To call Zinn an elitist leftist snob with no true appreciation of culture, as Kazin does, is laughable on its face. Perhaps worst of all, he actually labels Howard Zinn a cynic. A cynic! A guy who spent years after WWII tracking down the names of everyone he had killed in his bombing missions, then sealed up his war paraphernalia in a box marked "never again;" who was fired from his job at a black college for organizing and writing about the civil rights movement; who spent his last class period before retirement standing on a picket line; who spent the last 20 years of his life on lecture tours urging students to organize for progressive causes; who supported Ralph Nader in the face of withering public disdain (twice)? A guy whose commencement address at Spelman College in 2005 was entitled "Against Discouragement" based on his belief, grounded in historical understanding and personal experience, in people's ability to enact change from the ground up? Cynical? To quote the immortal Inigo Montoya: I do not think that word means what you think it means.

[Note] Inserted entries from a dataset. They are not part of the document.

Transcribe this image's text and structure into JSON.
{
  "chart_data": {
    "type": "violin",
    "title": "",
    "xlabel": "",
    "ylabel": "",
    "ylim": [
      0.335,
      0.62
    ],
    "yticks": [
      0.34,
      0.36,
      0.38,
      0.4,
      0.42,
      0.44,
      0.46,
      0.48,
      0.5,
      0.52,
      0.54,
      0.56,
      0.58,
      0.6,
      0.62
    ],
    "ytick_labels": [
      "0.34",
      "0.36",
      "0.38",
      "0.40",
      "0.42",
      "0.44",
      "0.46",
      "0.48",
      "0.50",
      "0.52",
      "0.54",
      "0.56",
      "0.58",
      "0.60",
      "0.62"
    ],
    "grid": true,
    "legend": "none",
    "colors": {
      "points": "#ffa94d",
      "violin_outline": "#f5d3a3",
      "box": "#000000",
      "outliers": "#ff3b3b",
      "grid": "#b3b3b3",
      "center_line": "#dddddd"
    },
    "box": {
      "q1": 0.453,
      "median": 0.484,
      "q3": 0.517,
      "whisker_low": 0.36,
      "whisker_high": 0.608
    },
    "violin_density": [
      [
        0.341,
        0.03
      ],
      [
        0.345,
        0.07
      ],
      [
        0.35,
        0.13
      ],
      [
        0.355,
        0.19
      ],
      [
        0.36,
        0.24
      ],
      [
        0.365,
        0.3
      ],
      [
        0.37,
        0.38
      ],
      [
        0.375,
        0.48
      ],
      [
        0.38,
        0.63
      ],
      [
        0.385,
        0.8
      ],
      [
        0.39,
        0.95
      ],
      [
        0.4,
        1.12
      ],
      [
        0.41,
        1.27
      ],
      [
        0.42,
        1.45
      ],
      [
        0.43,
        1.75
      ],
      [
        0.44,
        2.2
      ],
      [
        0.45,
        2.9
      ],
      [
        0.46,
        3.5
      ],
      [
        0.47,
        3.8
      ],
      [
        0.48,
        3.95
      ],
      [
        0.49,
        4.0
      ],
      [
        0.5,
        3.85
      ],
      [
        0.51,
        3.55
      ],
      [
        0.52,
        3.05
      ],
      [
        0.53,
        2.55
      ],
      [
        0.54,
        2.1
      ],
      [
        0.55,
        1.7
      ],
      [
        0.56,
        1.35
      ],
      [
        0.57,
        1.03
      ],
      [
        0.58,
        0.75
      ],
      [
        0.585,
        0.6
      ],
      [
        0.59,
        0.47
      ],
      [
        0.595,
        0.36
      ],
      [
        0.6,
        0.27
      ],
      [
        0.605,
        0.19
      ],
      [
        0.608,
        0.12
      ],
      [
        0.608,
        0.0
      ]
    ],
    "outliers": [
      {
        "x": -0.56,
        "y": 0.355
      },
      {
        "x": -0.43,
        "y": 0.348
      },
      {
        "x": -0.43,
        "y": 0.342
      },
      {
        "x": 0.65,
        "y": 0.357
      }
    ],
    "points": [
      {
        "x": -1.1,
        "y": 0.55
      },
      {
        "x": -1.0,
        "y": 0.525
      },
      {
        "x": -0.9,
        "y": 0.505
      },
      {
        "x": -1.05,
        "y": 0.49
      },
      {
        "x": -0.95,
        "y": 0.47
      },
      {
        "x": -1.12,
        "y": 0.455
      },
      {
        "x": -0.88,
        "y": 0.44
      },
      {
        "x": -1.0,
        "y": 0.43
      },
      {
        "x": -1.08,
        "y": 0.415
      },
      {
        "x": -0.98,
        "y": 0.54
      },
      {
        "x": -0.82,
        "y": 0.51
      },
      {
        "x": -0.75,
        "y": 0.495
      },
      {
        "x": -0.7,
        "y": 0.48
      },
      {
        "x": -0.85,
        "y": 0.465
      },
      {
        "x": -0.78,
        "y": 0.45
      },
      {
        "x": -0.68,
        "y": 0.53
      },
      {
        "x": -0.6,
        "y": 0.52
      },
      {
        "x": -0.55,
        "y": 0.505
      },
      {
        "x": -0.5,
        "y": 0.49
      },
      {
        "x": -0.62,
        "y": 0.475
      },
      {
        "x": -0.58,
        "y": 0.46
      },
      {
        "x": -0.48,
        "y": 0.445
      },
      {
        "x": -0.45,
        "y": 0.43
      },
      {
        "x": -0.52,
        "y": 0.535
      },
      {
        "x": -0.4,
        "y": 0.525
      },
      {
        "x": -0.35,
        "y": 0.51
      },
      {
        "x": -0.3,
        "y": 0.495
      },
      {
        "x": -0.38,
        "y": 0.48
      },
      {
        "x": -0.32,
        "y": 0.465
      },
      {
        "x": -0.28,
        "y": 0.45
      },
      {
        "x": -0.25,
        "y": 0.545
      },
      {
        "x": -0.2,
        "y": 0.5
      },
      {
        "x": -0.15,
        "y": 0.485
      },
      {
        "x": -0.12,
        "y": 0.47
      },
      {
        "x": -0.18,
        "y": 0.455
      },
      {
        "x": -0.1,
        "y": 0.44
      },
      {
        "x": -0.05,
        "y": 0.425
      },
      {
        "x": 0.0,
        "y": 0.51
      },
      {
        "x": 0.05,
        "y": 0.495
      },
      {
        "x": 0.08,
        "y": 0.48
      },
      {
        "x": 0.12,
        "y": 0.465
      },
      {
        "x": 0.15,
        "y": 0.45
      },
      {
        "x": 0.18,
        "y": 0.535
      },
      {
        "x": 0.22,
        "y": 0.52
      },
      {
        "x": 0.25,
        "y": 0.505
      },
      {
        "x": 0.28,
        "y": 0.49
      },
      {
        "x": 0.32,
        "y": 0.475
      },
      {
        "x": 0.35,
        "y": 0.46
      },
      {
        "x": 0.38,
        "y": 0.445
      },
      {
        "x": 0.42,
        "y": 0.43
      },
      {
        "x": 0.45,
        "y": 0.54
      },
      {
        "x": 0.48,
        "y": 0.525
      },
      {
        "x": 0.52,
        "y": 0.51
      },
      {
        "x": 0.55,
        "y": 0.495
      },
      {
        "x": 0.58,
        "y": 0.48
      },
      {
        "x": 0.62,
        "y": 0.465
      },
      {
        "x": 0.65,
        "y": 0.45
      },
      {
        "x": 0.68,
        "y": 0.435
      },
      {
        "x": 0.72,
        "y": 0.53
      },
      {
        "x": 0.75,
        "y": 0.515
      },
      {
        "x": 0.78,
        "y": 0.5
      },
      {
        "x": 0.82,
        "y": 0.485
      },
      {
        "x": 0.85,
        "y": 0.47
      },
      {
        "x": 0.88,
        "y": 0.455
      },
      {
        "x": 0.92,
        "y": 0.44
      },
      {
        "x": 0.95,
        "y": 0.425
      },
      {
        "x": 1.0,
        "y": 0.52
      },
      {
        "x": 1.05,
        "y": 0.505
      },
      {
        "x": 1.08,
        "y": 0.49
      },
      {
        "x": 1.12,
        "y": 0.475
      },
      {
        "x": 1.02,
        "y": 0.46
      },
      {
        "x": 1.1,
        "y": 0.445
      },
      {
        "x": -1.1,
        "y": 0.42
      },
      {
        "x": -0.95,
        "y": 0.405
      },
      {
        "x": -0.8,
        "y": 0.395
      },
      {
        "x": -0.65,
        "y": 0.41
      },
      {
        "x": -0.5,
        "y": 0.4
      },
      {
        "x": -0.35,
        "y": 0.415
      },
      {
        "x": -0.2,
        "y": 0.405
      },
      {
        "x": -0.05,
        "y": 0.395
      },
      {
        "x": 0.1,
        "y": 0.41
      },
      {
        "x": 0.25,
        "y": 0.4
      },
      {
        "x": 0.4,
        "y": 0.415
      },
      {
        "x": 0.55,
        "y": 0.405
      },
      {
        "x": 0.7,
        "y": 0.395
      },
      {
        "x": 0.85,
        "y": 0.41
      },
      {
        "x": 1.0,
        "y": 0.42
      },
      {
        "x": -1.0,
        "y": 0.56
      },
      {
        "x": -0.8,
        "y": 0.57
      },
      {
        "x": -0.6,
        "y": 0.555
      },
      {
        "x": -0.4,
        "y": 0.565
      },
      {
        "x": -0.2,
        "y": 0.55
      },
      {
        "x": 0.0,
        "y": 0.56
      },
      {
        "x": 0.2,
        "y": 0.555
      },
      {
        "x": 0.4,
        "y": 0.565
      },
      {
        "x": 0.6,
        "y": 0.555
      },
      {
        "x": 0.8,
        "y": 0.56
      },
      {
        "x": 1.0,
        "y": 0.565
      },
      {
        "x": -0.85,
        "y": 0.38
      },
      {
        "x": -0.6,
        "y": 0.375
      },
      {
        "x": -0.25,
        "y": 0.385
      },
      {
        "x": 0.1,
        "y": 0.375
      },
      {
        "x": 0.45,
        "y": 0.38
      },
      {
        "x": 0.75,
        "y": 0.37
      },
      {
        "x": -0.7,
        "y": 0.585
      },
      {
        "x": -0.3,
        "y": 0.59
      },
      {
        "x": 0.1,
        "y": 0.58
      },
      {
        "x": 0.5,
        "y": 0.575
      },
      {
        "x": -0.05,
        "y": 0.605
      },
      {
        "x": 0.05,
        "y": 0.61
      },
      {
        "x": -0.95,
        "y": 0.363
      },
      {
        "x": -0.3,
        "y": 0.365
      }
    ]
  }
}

So maybe Zinn fails according to the careful historian. The noble history professor, apparently, is an elite scientist who loves nothing more than careful, thorough tweaking of theories and models and rendering all possible contexts until it all points towards something he can safely defend as resembling some kind of actual historical truth in the eyes of his thesis advisor/journal editor. (Kazin likens his preferred historians to bricklayers who dutifully lay their own little brick, while that bastard Zinn just strolls along with dynamite and blows it all up.) Obviously Zinn didn't give a shit about any of that: he just wanted to help average Americans understand that there is a different way of looking at history than the way their textbooks describe it, and that they could be far more active participants in their own history than they had been led to believe. He was trying to open the doors to a new kind of history that is participatory and communal, even oral, as a way to keep alive certain ideas that are all but disappearing from public discourse today.

I guess I'm saying that in a country where 49% of the public believes Fox News is the most trusted news network, Zinn's kind of history is a hell of a lot more important, and necessary, than any bricks the careful historians from "the academic world of U.S. history" might lay.